Trials / Completed
CompletedNCT04721067
HIV-related Insomnia and Inflammation
Treating Insomnia to Reduce Inflammation in HIV
- Status
- Completed
- Phase
- N/A
- Study type
- Interventional
- Enrollment
- 30 (actual)
- Sponsor
- Indiana University · Academic / Other
- Sex
- All
- Age
- 18 Years
- Healthy volunteers
- Not accepted
Summary
This randomized trial will determine the effects of internet cognitive behavioral therapy on measures of systemic inflammation in HIV-positive people receiving antiretroviral therapy.
Detailed description
The primary objective of this pilot trial is to evaluate the effects of cognitive behavioral therapy for insomnia (CBT-I) on changes in circulating levels of hsCRP at 24 weeks in virologically-suppressed, HIV-positive adults with insomnia, defined as having an Insomnia Severity Index (ISI) score ≥ 11. Secondary objectives include comparing changes in hsCRP at 12 weeks, changes in other circulating inflammation biomarkers (IL-6, sCD14, sCD163, CD14+CD16+ monocytes) at both 12 and 24 weeks, and ISI scores and other self-reported patient outcomes at both 12 and 24 weeks.
Conditions
Interventions
| Type | Name | Description |
|---|---|---|
| DEVICE | SHUTi | SHUTi is the empirically supported, internet CBT-I that is fully accessible via tablets and smartphones.

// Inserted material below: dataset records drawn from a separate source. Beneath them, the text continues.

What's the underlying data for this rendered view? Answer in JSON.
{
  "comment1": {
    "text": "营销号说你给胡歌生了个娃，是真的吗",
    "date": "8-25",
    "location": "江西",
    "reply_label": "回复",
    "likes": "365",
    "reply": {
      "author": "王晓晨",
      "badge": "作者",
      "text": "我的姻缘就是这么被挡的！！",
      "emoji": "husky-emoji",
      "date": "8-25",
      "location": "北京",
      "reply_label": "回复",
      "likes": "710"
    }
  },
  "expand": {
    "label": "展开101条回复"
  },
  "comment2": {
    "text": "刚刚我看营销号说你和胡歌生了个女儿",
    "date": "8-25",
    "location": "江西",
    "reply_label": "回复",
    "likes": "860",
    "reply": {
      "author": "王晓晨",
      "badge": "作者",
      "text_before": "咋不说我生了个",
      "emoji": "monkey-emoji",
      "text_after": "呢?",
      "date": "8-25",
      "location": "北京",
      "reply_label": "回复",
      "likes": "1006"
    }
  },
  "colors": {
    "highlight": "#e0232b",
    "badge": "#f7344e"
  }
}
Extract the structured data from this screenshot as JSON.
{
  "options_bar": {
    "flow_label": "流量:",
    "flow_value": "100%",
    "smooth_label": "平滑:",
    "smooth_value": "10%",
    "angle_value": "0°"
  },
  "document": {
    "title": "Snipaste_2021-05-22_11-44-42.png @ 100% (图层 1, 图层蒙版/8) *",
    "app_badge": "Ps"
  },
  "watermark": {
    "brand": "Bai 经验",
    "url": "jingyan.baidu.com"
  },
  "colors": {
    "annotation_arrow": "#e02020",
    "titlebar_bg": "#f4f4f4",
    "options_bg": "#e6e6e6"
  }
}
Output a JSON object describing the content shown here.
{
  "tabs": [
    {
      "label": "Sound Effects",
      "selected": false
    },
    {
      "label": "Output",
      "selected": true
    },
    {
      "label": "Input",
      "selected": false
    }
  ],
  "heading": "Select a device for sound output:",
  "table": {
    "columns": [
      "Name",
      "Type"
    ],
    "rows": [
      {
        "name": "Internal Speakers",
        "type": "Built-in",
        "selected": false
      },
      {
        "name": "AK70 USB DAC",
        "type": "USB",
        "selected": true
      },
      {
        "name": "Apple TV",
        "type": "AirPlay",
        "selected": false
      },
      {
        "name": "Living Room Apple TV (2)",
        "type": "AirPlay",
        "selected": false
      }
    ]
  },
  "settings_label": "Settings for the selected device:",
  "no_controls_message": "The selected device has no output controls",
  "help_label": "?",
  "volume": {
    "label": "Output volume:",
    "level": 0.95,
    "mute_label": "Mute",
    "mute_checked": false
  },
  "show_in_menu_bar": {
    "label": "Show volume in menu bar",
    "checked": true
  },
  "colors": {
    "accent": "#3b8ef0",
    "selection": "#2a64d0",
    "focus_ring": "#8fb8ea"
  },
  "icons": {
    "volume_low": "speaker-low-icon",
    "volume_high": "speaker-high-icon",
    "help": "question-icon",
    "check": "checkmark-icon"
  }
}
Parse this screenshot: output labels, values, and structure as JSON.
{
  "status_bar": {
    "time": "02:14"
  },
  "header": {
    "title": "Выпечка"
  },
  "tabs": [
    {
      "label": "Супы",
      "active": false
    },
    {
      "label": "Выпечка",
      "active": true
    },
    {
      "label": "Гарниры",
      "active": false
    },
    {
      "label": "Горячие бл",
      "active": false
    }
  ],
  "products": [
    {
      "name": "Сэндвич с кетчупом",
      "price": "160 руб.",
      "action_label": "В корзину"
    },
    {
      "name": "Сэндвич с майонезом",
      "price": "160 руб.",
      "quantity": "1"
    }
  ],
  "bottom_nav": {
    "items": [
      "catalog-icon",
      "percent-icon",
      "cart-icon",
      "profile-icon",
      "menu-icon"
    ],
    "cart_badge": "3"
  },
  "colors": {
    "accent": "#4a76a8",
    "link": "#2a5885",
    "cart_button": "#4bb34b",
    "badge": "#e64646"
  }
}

It uses a self-guided, fully automated, interactive, multimedia format to deliver six 45-minute sessions, the structure and content of which mirror traditional face-to-face CBT-I. Session content includes sleep restriction, stimulus control, sleep hygiene, cognitive restructuring, and relapse prevention. SHUTi is enhanced through a variety of interactive features, including personalized goal setting, graphical feedback based on inputted symptoms, animations and illustrations to enhance comprehension, quizzes to test user knowledge, patient vignettes, and video-based expert explanation. Across sessions, patients also receive tailored sleep recommendations and feedback based on the sleep diary data they enter into the program. |
| BEHAVIORAL | Sleep Education/Hygiene | A research assistant (RA) will deliver the active control procedures. During the first 4 weeks, the RA will have two calls with each control participant - one 45-minute call on insomnia education (including their HIV provider's role in its management) and one 45-minute call on sleep hygiene practices. To end the first call, the RA will email or mail a list of local behavioral health services to patients and will encourage them to follow-up with their HIV provider. We will then notify the HIV provider, which will encourage them to address their patient's insomnia and provide the same list of local services. |
Timeline
- Start date
- 2021-12-02
- Primary completion
- 2024-03-15
- Completion
- 2024-03-15
- First posted
- 2021-01-22
- Last updated
- 2025-05-29
- Results posted
- 2025-03-04
Locations
1 site across 1 country: United States
Regulatory
- FDA-regulated device study
Source: ClinicalTrials.gov record NCT04721067. Inclusion in this directory is not an endorsement.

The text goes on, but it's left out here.